The template strand also contains “Anticodons” which carries triplet codes or triplet nucleotide sequences which are complementary to the Anticodon sequence of the t-RNA. The anticoding helps in the attachment of the specific amino acid to the t-RNA and further processed by the r-RNA to form protein or a peptide chain.
A template strand is used by the RNA polymerase to make RNA transcript by recognizing the promoter genes or sequences. Hence, RNA polymerase is the one who decides when to initiate the process of transcription and when to terminate the process of translation.
Suppose, the template strand carries 5’- A T C G C G T A – 3’ gene sequence. The RNAP will first bind to the promoter region of the DNA sequence and promotes the process of transcription. By the attachment of RNAP with the promoter site, the template strand will transcribe to form the primary mRNA transcript.
As we have discussed the mRNA will form complementary base sequences to that of the template strand. Therefore mRNA will carry 3’- U A G C G C A U – 5’ base sequence.
Definition of Coding Strand
Coding strand can define as one of the DNA strand, whose base sequence directly corresponds to the base sequence of the primary mRNA or the transcribed mRNA. The base sequence of mRNA, which is similar to the coding strand, will contain the same nucleotide bases except for thymine. In place of thymine, uracil is a nucleotide base which presents in the RNA.
It also refers as “Sense strand” which runs in a 5’- 3’ direction opposite to the template strand. As the RNAP uses the template strand to transcribe the mRNA, the other strand will be the sense strand which will form a complementary strand to that of the template. It contains triplet codons that code for the specific amino acid to build a protein as a result of RNA translation.
Suppose, the template strand carries 5’- A T C G C G T A – 3’ gene sequence.
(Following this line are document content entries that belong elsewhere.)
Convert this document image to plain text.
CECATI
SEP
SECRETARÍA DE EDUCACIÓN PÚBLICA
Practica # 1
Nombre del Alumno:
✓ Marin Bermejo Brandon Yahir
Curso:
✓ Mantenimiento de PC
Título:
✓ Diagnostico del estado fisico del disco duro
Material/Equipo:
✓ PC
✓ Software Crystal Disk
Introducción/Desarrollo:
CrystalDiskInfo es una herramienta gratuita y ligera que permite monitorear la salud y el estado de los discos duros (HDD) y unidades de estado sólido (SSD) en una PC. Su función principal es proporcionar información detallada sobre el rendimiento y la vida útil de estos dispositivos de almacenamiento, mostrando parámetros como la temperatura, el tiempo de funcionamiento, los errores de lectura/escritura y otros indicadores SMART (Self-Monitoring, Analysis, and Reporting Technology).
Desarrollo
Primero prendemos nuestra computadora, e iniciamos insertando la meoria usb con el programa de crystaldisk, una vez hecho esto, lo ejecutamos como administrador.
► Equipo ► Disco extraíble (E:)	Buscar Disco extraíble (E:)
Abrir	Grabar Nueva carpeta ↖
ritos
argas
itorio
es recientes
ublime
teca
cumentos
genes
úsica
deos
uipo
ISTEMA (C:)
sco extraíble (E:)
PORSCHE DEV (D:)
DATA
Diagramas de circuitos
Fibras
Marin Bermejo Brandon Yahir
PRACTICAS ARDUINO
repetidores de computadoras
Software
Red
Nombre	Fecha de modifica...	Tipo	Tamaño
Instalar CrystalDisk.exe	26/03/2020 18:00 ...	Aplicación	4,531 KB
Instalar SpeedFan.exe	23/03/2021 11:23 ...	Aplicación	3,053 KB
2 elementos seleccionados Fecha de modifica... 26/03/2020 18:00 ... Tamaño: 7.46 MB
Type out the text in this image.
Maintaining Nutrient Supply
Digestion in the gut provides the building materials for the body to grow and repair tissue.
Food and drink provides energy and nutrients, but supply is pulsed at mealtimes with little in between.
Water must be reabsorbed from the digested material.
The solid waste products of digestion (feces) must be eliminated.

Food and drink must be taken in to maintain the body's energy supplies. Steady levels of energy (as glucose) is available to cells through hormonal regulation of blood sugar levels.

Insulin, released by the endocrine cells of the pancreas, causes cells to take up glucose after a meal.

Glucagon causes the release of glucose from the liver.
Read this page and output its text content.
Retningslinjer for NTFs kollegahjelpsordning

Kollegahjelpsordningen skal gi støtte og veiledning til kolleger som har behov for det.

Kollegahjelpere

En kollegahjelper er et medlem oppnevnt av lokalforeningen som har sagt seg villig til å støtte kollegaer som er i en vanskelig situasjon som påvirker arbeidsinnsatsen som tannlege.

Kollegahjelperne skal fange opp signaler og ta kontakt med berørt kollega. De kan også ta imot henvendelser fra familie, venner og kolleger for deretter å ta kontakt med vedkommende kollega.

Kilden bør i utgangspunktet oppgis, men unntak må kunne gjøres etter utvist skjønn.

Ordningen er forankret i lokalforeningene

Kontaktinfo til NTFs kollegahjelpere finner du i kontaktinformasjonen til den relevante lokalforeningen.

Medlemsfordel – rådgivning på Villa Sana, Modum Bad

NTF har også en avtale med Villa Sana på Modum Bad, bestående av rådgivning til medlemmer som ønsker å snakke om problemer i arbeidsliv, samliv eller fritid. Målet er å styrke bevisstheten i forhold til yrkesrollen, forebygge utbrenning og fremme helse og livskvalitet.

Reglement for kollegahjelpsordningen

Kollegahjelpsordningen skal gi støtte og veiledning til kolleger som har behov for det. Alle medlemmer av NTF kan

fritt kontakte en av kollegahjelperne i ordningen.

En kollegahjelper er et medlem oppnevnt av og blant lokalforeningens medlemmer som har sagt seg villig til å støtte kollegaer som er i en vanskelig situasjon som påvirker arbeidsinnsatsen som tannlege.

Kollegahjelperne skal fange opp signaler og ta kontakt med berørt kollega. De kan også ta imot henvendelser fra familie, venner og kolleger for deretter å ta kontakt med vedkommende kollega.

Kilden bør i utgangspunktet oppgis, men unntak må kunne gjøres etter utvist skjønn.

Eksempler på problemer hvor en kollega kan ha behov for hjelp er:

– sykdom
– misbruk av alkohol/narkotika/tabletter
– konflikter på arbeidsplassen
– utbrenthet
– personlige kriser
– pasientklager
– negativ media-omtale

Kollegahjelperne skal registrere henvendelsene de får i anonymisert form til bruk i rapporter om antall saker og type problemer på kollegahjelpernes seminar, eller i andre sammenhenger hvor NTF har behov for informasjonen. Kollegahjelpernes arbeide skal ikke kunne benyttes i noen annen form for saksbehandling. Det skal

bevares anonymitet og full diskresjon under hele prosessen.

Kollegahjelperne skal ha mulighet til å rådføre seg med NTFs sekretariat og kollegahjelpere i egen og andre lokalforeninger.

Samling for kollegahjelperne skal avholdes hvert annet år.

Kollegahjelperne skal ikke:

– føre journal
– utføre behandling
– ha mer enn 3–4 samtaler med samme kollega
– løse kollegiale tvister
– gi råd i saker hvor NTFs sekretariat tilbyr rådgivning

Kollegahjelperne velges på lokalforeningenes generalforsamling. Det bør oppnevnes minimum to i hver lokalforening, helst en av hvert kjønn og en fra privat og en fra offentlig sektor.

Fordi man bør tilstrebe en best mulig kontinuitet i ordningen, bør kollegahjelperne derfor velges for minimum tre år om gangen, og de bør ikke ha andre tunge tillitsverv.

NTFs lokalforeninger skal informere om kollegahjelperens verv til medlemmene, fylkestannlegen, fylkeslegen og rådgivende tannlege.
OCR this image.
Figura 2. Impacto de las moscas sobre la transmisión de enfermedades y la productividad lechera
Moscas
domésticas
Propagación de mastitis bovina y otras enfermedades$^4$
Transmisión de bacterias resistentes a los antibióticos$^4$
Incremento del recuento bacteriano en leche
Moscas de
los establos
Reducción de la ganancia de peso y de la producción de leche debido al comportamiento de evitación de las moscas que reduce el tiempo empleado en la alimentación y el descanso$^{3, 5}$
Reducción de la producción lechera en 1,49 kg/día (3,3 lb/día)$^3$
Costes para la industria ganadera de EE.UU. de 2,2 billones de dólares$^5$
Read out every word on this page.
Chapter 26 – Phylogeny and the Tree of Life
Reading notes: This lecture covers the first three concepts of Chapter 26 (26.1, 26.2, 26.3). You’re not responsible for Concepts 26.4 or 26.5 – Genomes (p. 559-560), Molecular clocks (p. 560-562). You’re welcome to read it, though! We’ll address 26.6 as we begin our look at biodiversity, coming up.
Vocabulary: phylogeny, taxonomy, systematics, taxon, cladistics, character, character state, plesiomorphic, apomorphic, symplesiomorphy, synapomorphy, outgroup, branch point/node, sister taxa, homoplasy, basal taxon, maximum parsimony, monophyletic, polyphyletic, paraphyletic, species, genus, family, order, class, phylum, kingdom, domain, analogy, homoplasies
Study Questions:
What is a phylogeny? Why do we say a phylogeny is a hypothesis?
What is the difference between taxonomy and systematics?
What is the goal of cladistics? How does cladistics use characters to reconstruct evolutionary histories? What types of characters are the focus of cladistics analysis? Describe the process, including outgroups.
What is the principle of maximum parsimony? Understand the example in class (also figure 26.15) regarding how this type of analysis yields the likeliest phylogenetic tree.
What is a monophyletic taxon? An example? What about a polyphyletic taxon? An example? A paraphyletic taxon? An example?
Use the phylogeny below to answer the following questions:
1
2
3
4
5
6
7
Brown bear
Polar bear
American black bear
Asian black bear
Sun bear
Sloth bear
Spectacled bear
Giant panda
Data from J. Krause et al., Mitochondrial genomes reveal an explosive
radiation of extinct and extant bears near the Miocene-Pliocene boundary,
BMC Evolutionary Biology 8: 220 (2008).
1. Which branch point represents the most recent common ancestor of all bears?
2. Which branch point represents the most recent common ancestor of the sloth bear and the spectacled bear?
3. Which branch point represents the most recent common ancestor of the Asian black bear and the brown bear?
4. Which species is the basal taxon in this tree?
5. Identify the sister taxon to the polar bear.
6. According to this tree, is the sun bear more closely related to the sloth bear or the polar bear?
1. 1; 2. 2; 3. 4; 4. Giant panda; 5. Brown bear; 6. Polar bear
The coding strand will produce complementary pairs will the template strand according to the Watson and Crick model.
Therefore, the base sequence of the sense strand will be 3’- T A G C G C A T – 5’. The RNAP will bind to the promoter region of the DNA sequence and promotes the process of transcription.
By the attachment of RNAP with the promoter site, the template strand will transcribe to form the primary transcript with a base sequence 3’- U A G C G C A U – 5’.
Key Differences Between Template and Coding Strand
- Minus, antisense and non-coding strand are the alternative names for the template strand whereas plus, sense and non-template strand are the alternative names for the coding strand.
- Template strand functions as the template for RNA synthesis and transcribes mRNA. The coding strand functions to determine the correct nucleotide base sequence of the RNA strand.
- The direction of the template strand is 3’ to 5’ direction whereas the coding strand shows opposite directional polarity, i.e. 5’ to 3’ direction.
- The RNA polymerase reads the non-coding or template strand from the 3’-5’ direction and polymerize the RNA transcript by adding complementary nucleotides to that of the template strand.
- The nucleotide base sequence of the template strand (3’-5’) is complementary to the base sequence of both the sense strand and the mRNA transcript (5’-3’).
- The antisense strand consists of anticodons of the t-RNA, whereas the sense strand includes codons which code the specific amino acid to form a peptide chain.
- Hydrogen bond forms temporarily between the template strand and the newly synthesized mRNA at the time of transcription whereas coding strand does not establish such type of bond with the mRNA.
Both the sense and antisense strand of DNA coordinates to transcribe RNA and further translates into proteins. Sometimes, the two strands of the DNA refers as “Watson” and “Crick” strand named after the two scientists Watson and Crick who gave the model of double-stranded DNA.